Long gone will be the days where the manual "copy/paste" actions will be needed to transfer your information to a new CV Template thanks to the cvExtractor. This python script will identify the various components from the TalentLink CV (important, as it only works with talentLink profiles for now) and transform them into a JSON file under the FRESH schema which can then be ran through hackmyresume to apply the data to a different template. Stay tuned for updates on completion of Europass template...

Like the idea? Let's see how it works!

cvExtractor is designed to be simple and easy to use. Below is a step by step guide that will help with the installation and running of the program.

Step 1: Download

Download the contents of the git repository to desired location on your computer. (The shorter the path, the easier)

Also download your CV from talentlink as a .txt file, and save it in a folder called CVs inside the same folder containing the newly downloaded cvExtractor repository.

Capture

Step 2: Running the script

Once you've set up the previous step, the script should be able to run and generate an output JSON file inside the folder under the name results_filename.json where filename is the name of the .txt file containing your talentlink CV

Step 3: Applying extracted data to new templates

In order to manage this final stage, a few preparations need to be taken:

1.Download and install the latest version of Node.js

2.Now in terminal, you can install hackmyresume with the following command:

npm install hackmyresume -g

once everything is correctly installed, you can proceed to the next step.

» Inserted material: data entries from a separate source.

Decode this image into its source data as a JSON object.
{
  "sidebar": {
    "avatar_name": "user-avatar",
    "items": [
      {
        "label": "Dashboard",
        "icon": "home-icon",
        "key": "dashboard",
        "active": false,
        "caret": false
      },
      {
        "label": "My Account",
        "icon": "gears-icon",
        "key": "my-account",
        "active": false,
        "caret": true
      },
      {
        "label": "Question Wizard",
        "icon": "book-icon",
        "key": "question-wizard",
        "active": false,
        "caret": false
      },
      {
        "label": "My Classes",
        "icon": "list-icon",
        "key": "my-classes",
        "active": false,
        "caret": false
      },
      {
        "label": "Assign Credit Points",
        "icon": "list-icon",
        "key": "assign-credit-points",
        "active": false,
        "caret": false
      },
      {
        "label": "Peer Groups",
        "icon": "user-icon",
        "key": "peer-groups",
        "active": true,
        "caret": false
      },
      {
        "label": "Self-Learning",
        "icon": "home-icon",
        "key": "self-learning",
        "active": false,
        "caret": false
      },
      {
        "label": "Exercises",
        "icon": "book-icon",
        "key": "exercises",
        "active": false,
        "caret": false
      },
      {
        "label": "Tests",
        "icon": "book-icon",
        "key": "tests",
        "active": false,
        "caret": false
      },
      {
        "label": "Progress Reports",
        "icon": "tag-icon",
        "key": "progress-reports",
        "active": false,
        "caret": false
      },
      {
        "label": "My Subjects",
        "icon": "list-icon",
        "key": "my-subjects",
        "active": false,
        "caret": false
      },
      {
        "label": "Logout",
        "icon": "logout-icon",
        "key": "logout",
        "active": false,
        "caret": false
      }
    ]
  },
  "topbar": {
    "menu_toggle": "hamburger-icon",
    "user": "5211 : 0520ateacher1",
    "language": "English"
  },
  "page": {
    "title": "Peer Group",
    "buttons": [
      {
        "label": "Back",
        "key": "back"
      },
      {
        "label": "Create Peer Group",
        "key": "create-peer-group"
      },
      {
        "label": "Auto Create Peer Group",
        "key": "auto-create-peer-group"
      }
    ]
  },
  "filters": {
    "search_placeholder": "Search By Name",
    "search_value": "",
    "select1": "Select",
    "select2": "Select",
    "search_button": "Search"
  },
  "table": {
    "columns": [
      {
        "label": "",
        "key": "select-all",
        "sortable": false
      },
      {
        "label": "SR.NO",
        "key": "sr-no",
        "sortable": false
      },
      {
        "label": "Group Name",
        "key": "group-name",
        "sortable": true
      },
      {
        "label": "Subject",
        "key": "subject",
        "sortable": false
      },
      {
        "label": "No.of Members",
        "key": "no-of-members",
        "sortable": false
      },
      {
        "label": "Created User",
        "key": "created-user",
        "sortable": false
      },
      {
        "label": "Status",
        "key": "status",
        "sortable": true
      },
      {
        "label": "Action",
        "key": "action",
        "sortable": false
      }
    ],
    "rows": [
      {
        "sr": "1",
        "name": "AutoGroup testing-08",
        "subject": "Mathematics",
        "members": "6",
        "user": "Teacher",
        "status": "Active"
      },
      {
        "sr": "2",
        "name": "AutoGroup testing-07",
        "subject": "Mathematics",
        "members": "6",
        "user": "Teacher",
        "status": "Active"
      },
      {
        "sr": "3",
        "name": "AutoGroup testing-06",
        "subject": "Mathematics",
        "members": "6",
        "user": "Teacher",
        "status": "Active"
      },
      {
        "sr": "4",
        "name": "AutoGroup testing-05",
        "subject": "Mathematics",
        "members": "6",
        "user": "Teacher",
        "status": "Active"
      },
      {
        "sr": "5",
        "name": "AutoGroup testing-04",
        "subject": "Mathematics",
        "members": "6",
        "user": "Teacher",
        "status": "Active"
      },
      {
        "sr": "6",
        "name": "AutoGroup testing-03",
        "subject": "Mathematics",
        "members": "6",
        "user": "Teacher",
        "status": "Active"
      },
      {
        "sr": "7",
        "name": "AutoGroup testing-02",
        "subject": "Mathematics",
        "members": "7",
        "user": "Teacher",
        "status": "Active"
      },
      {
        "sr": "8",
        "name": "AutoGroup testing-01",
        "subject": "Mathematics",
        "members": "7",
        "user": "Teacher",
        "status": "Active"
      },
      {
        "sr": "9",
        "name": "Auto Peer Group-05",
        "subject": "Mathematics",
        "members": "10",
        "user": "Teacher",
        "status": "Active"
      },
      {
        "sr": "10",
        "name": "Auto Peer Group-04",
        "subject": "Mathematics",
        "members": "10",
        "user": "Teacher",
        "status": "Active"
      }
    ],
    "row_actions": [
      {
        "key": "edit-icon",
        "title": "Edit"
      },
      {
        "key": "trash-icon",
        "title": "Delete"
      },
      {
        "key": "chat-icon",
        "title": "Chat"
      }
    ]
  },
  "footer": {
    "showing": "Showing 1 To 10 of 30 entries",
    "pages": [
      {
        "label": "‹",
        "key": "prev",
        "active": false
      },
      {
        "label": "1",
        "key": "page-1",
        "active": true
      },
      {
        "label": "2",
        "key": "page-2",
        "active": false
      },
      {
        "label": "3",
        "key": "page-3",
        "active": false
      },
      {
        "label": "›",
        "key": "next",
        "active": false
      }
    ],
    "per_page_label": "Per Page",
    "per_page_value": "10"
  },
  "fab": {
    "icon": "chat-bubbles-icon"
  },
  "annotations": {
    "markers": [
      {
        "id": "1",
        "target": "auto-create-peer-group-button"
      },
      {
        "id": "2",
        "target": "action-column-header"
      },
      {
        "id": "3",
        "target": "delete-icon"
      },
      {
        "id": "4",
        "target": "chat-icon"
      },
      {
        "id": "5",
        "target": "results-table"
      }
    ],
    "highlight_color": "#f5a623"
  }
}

When you are ready to generate your resume, you will need to reference the location of the folder as you installed it:

hackmyresume build results_filename.json TO out/resume.all -t positive

and you should see a terminal that looks somewhat like this:

snapshot1

If the above image looks familiar then congratulations! You have successfully generated a new resume in various formats (html, doc, json, yml) and will find these in your folder under a folder called 'out'.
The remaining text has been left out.